Personal information
- Full name: Horatio Samuel Hildyard
- Born: 17 October 1805 Winestead, Yorkshire, England
- Died: 10 April 1886 (aged 80) Loftus, Yorkshire, England
- Batting: Unknown

Domestic team information
- 1832: Oxford University

Career statistics
| Competition | First-class |
| Matches | 2 |
| Runs scored | 10 |
| Batting average | 2.50 |
| 100s/50s | –/– |
| Top score | 4 |
| Catches/stumpings | –/– |
- Source: Cricinfo, 9 May 2020

= Horatio Hildyard =

English cricketer and clergyman

Horatio Samuel Hildyard (17 October 1805 – 10 April 1886) was an English first-class cricketer and clergyman.
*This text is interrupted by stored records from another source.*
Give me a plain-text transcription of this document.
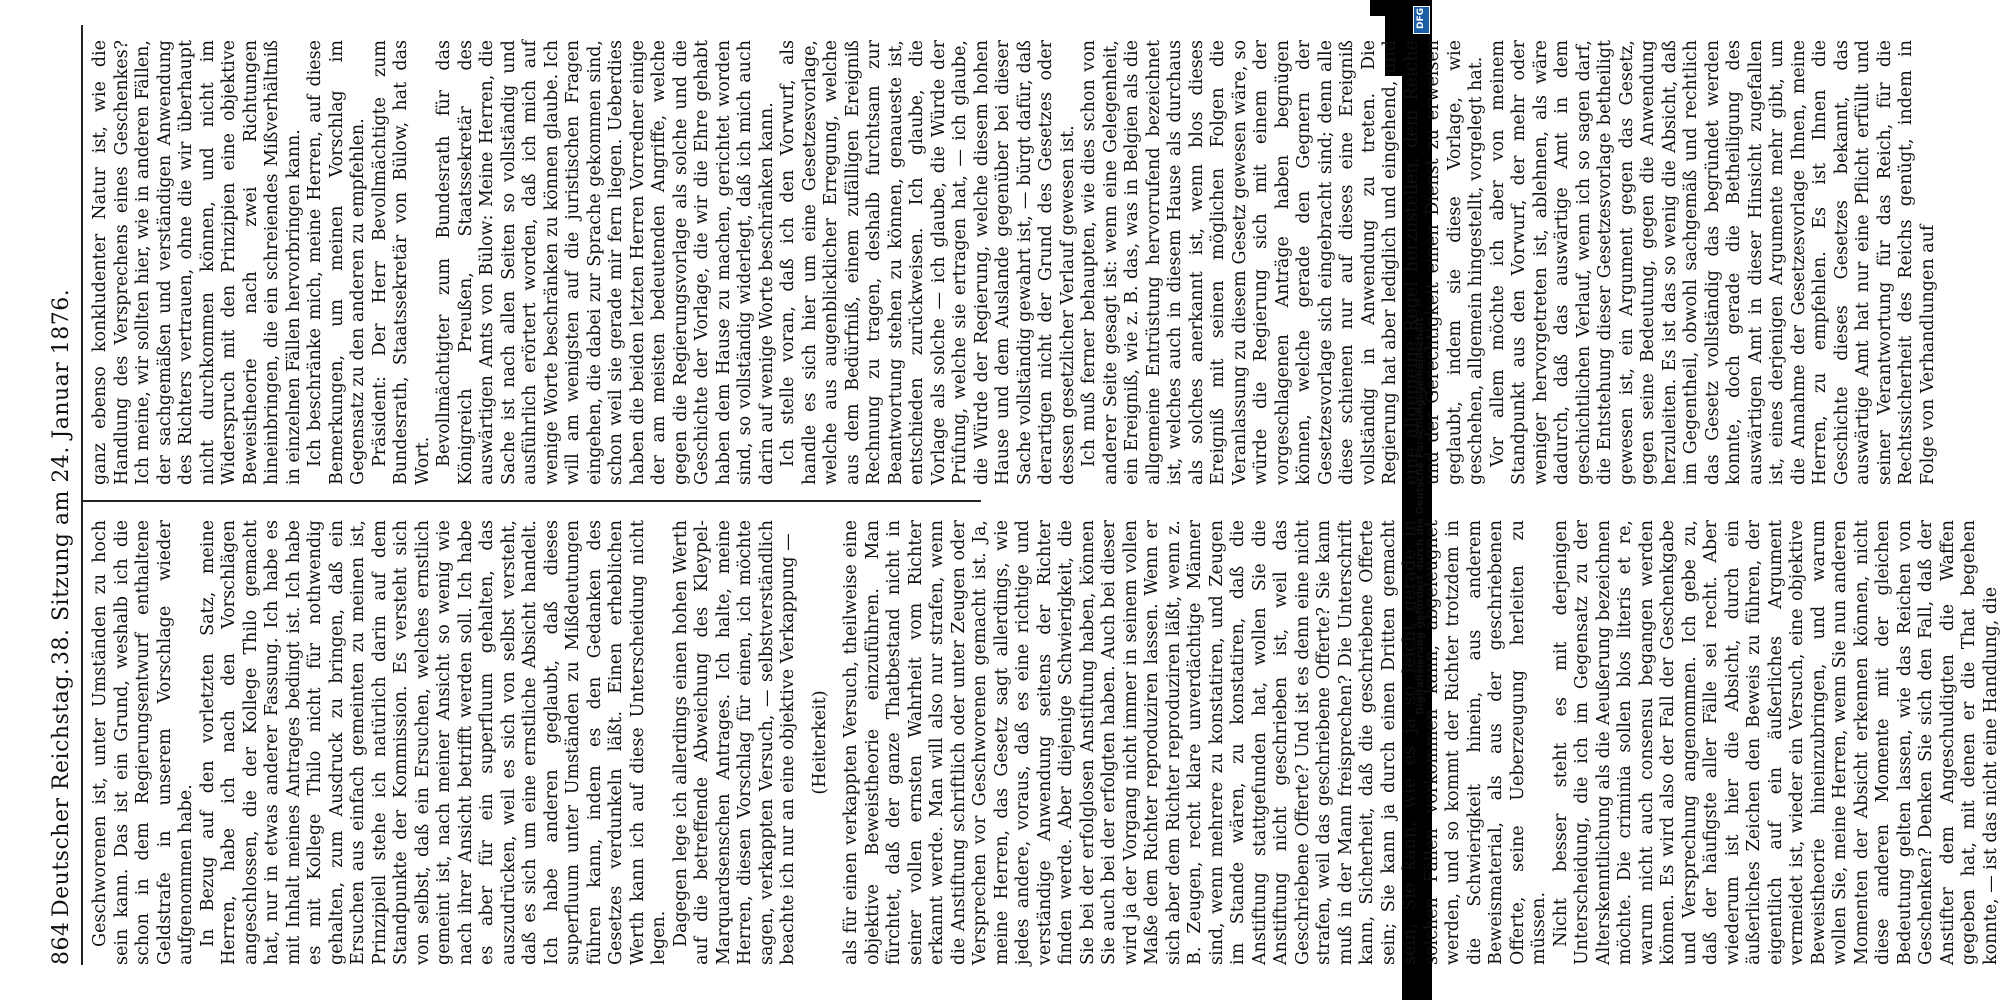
DFG
Digitalisierung gefördert durch die Deutsche Forschungsgemeinschaft
864
Deutscher Reichstag.
38. Sitzung am 24. Januar 1876.

Geschworenen ist, unter Umständen zu hoch sein kann. Das ist ein Grund, weshalb ich die schon in dem Regierungsentwurf enthaltene Geldstrafe in unserem Vorschlage wieder aufgenommen habe. In Bezug auf den vorletzten Satz, meine Herren, habe ich nach den Vorschlägen angeschlossen, die der Kollege Thilo gemacht hat, nur in etwas anderer Fassung. Ich habe es mit Inhalt meines Antrages bedingt ist. Ich habe es mit Kollege Thilo nicht für nothwendig gehalten, zum Ausdruck zu bringen, daß ein Ersuchen aus einfach gemeinten zu meinen ist, Prinzipiell stehe ich natürlich darin auf dem Standpunkte der Kommission. Es versteht sich von selbst, daß ein Ersuchen, welches ernstlich gemeint ist, nach meiner Ansicht so wenig wie nach ihrer Ansicht betrifft werden soll. Ich habe es aber für ein superfluum gehalten, das auszudrücken, weil es sich von selbst versteht, daß es sich um eine ernstliche Absicht handelt. Ich habe anderen geglaubt, daß dieses superfluum unter Umständen zu Mißdeutungen führen kann, indem es den Gedanken des Gesetzes verdunkeln läßt. Einen erheblichen Werth kann ich auf diese Unterscheidung nicht legen. Dagegen lege ich allerdings einen hohen Werth auf die betreffende Abweichung des Kleypel-Marquardsenschen Antrages. Ich halte, meine Herren, diesen Vorschlag für einen, ich möchte sagen, verkappten Versuch, — selbstverständlich beachte ich nur an eine objektive Verkappung — (Heiterkeit) als für einen verkappten Versuch, theilweise eine objektive Beweistheorie einzuführen. Man fürchtet, daß der ganze Thatbestand nicht in seiner vollen ernsten Wahrheit vom Richter erkannt werde. Man will also nur strafen, wenn die Anstiftung schriftlich oder unter Zeugen oder Versprechen vor Geschworenen gemacht ist. Ja, meine Herren, das Gesetz sagt allerdings, wie jedes andere, voraus, daß es eine richtige und verständige Anwendung seitens der Richter finden werde. Aber diejenige Schwierigkeit, die Sie bei der erfolglosen Anstiftung haben, können Sie auch bei der erfolgten haben. Auch bei dieser wird ja der Vorgang nicht immer in seinem vollen Maße dem Richter reproduziren lassen. Wenn er sich aber dem Richter reproduziren läßt, wenn z. B. Zeugen, recht klare unverdächtige Männer sind, wenn mehrere zu konstatiren, und Zeugen im Stande wären, zu konstatiren, daß die Anstiftung stattgefunden hat, wollen Sie die Anstiftung nicht geschrieben ist, weil das Geschriebene Offerte? Und ist es denn eine nicht strafen, weil das geschriebene Offerte? Sie kann muß in der Mann freisprechen? Die Unterschrift kann, Sicherheit, daß die geschriebene Offerte sein; Sie kann ja durch einen Dritten gemacht sein, Sie kann, wie es ja so leicht gerade in solchen Fällen vorkommen kann, abgeleugnet werden, und so kommt der Richter trotzdem in die Schwierigkeit hinein, aus anderem Beweismaterial, als aus der geschriebenen Offerte, seine Ueberzeugung herleiten zu müssen. Nicht besser steht es mit derjenigen Unterscheidung, die ich im Gegensatz zu der Alterskenntlichung als die Aeußerung bezeichnen möchte. Die criminia sollen blos literis et re, warum nicht auch consensu begangen werden können. Es wird also der Fall der Geschenkgabe und Versprechung angenommen. Ich gebe zu, daß der häufigste aller Fälle sei recht. Aber wiederum ist hier die Absicht, durch ein äußerliches Zeichen den Beweis zu führen, der eigentlich auf ein äußerliches Argument vermeidet ist, wieder ein Versuch, eine objektive Beweistheorie hineinzubringen, und warum wollen Sie, meine Herren, wenn Sie nun anderen Momenten der Absicht erkennen können, nicht diese anderen Momente mit der gleichen Bedeutung gelten lassen, wie das Reichen von Geschenken? Denken Sie sich den Fall, daß der Anstifter dem Angeschuldigten die Waffen gegeben hat, mit denen er die That begehen konnte, — ist das nicht eine Handlung, die

ganz ebenso konkludenter Natur ist, wie die Handlung des Versprechens eines Geschenkes? Ich meine, wir sollten hier, wie in anderen Fällen, der sachgemäßen und verständigen Anwendung des Richters vertrauen, ohne die wir überhaupt nicht durchkommen können, und nicht im Widerspruch mit den Prinzipien eine objektive Beweistheorie nach zwei Richtungen hineinbringen, die ein schreiendes Mißverhältniß in einzelnen Fällen hervorbringen kann. Ich beschränke mich, meine Herren, auf diese Bemerkungen, um meinen Vorschlag im Gegensatz zu den anderen zu empfehlen. Präsident: Der Herr Bevollmächtigte zum Bundesrath, Staatssekretär von Bülow, hat das Wort. Bevollmächtigter zum Bundesrath für das Königreich Preußen, Staatssekretär des auswärtigen Amts von Bülow: Meine Herren, die Sache ist nach allen Seiten so vollständig und ausführlich erörtert worden, daß ich mich auf wenige Worte beschränken zu können glaube. Ich will am wenigsten auf die juristischen Fragen eingehen, die dabei zur Sprache gekommen sind, schon weil sie gerade mir fern liegen. Ueberdies haben die beiden letzten Herren Vorredner einige der am meisten bedeutenden Angriffe, welche gegen die Regierungsvorlage als solche und die Geschichte der Vorlage, die wir die Ehre gehabt haben dem Hause zu machen, gerichtet worden sind, so vollständig widerlegt, daß ich mich auch darin auf wenige Worte beschränken kann. Ich stelle voran, daß ich den Vorwurf, als handle es sich hier um eine Gesetzesvorlage, welche aus augenblicklicher Erregung, welche aus dem Bedürfniß, einem zufälligen Ereigniß Rechnung zu tragen, deshalb furchtsam zur Beantwortung stehen zu können, genaueste ist, entschieden zurückweisen. Ich glaube, die Vorlage als solche — ich glaube, die Würde der Prüfung, welche sie ertragen hat, — ich glaube, die Würde der Regierung, welche diesem hohen Hause und dem Auslande gegenüber bei dieser Sache vollständig gewahrt ist, — bürgt dafür, daß derartigen nicht der Grund des Gesetzes oder dessen gesetzlicher Verlauf gewesen ist. Ich muß ferner behaupten, wie dies schon von anderer Seite gesagt ist: wenn eine Gelegenheit, ein Ereigniß, wie z. B. das, was in Belgien als die allgemeine Entrüstung hervorrufend bezeichnet ist, welches auch in diesem Hause als durchaus als solches anerkannt ist, wenn blos dieses Ereigniß mit seinen möglichen Folgen die Veranlassung zu diesem Gesetz gewesen wäre, so würde die Regierung sich mit einem der vorgeschlagenen Anträge haben begnügen können, welche gerade den Gegnern der Gesetzesvorlage sich eingebracht sind; denn alle diese schienen nur auf dieses eine Ereigniß vollständig in Anwendung zu treten. Die Regierung hat aber lediglich und eingehend, und eine allgemeine Regel herzustellen, dem Reiche und der Gerechtigkeit einen Dienst zu erweisen geglaubt, indem sie diese Vorlage, wie geschehen, allgemein hingestellt, vorgelegt hat. Vor allem möchte ich aber von meinem Standpunkt aus den Vorwurf, der mehr oder weniger hervorgetreten ist, ablehnen, als wäre dadurch, daß das auswärtige Amt in dem geschichtlichen Verlauf, wenn ich so sagen darf, die Entstehung dieser Gesetzesvorlage betheiligt gewesen ist, ein Argument gegen das Gesetz, gegen seine Bedeutung, gegen die Anwendung herzuleiten. Es ist das so wenig die Absicht, daß im Gegentheil, obwohl sachgemäß und rechtlich das Gesetz vollständig das begründet werden konnte, doch gerade die Betheiligung des auswärtigen Amt in dieser Hinsicht zugefallen ist, eines derjenigen Argumente mehr gibt, um die Annahme der Gesetzesvorlage Ihnen, meine Herren, zu empfehlen. Es ist Ihnen die Geschichte dieses Gesetzes bekannt, das auswärtige Amt hat nur eine Pflicht erfüllt und seiner Verantwortung für das Reich, für die Rechtssicherheit des Reichs genügt, indem in Folge von Verhandlungen auf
The sixth son of the Rev. William Hildyard, he was born in October 1805 at Winestead, Yorkshire. He was educated at Shrewsbury School, before going up to Peterhouse, Cambridge in 1826. He was elected a fellow in 1831, and while he was a visiting fellow at the University of Oxford, Hildyard played two first-class cricket matches for Oxford University in 1832, both against the Marylebone Cricket Club.

Hildyard took holy orders in the Church of England and was ordained in June 1832 as a priest at Rochester, a post he held for just under a year until he was transferred to Carlisle in 1833. He became the curate of Little Wilbraham in Cambridgeshire from 1834–42, during which time he was also a classics lecturer at the University of Cambridge. He became a rector at Loftus in North Yorkshire from 1842 until his death there in April 1886. On 12 June 1861 he married Octavia Richardson, daughter of William Richardson, Lord Mayor of York in 1847. They had 3 sons and 4 daughters. His brother was the scholar James Hildyard.